The real answer would be to have people stop driving erratically, the cause of the majority of incidents. The Manchester man hauling the boat in Tuesday's accident was issued a citation for traveling too fast for conditions. Police said he had slowed for traffic and lost control of his pick-up, causing the boat to roll off.

While the DOT cannot physically stop an accident, Nursick said the next best thing is to keep people informed.

"From the DOT's perspective, we aim to provide travelers with real time traffic information and real time incident notification so they can be aware of the congestion and chose alternate routes."

The network of data collection includes more than 300 traffic cameras around the state, message signs, radar to monitor speeds, two highway traffic control centers manned 24-7 and traffic alerts sent via email and to twitter feeds.

State Police Spokesman Lt. J. Paul Vance said troopers are keenly aware of the problems caused by prolonged closures but "the first and most important thing is caring for the injured. That's the priority."

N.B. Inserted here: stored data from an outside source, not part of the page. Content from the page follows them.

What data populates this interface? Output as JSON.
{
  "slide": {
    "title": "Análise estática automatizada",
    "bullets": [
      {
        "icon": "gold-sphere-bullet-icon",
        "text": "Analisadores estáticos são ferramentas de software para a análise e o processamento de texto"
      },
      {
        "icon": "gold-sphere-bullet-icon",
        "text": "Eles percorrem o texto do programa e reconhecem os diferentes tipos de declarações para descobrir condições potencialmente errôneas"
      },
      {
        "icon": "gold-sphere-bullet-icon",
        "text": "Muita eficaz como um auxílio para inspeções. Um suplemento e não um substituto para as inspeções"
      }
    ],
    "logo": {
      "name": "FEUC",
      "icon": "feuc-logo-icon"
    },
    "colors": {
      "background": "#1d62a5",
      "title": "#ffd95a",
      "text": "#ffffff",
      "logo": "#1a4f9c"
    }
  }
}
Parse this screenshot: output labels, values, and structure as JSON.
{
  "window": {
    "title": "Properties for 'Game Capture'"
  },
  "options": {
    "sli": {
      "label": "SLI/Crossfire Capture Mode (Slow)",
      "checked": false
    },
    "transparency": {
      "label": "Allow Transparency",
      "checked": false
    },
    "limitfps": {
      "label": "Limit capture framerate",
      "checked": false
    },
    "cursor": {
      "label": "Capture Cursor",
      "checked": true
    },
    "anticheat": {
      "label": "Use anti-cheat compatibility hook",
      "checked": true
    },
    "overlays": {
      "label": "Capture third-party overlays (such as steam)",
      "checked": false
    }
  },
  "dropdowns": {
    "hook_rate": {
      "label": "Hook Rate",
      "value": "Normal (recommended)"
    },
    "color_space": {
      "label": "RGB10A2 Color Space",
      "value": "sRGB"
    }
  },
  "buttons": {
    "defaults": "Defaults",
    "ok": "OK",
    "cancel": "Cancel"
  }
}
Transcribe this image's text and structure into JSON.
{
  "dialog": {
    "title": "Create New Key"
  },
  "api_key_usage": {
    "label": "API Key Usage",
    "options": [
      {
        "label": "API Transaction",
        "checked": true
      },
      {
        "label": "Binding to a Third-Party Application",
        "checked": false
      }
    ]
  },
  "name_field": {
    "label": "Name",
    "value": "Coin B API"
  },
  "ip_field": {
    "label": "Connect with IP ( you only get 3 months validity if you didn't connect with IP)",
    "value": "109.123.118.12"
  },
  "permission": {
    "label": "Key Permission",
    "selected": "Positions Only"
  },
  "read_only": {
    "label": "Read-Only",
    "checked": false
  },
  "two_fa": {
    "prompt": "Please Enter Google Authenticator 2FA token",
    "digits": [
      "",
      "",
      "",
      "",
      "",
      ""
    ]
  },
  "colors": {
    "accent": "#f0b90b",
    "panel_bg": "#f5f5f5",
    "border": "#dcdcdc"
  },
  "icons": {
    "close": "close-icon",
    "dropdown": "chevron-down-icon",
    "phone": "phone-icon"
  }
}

Some of the other problems contributing to delays are beyond their control - guard rails that need to be repaired, spilled fuel that needs to be cleaned or measurements that need to be taken by the accident reconstruction team.

The fatal crash involving a tanker truck and five other vehicles in 2007 on I-95 in East Lyme was the worst in recent memory. Three people were killed, the highway was closed for an extended period of time and it called on one of the largest emergency responses in recent history with nearly two dozen agencies.

Vance said major accidents are a little more complicated then "getting the broom out and being done with it."

"That in a nutshell is what takes so long," Vance said.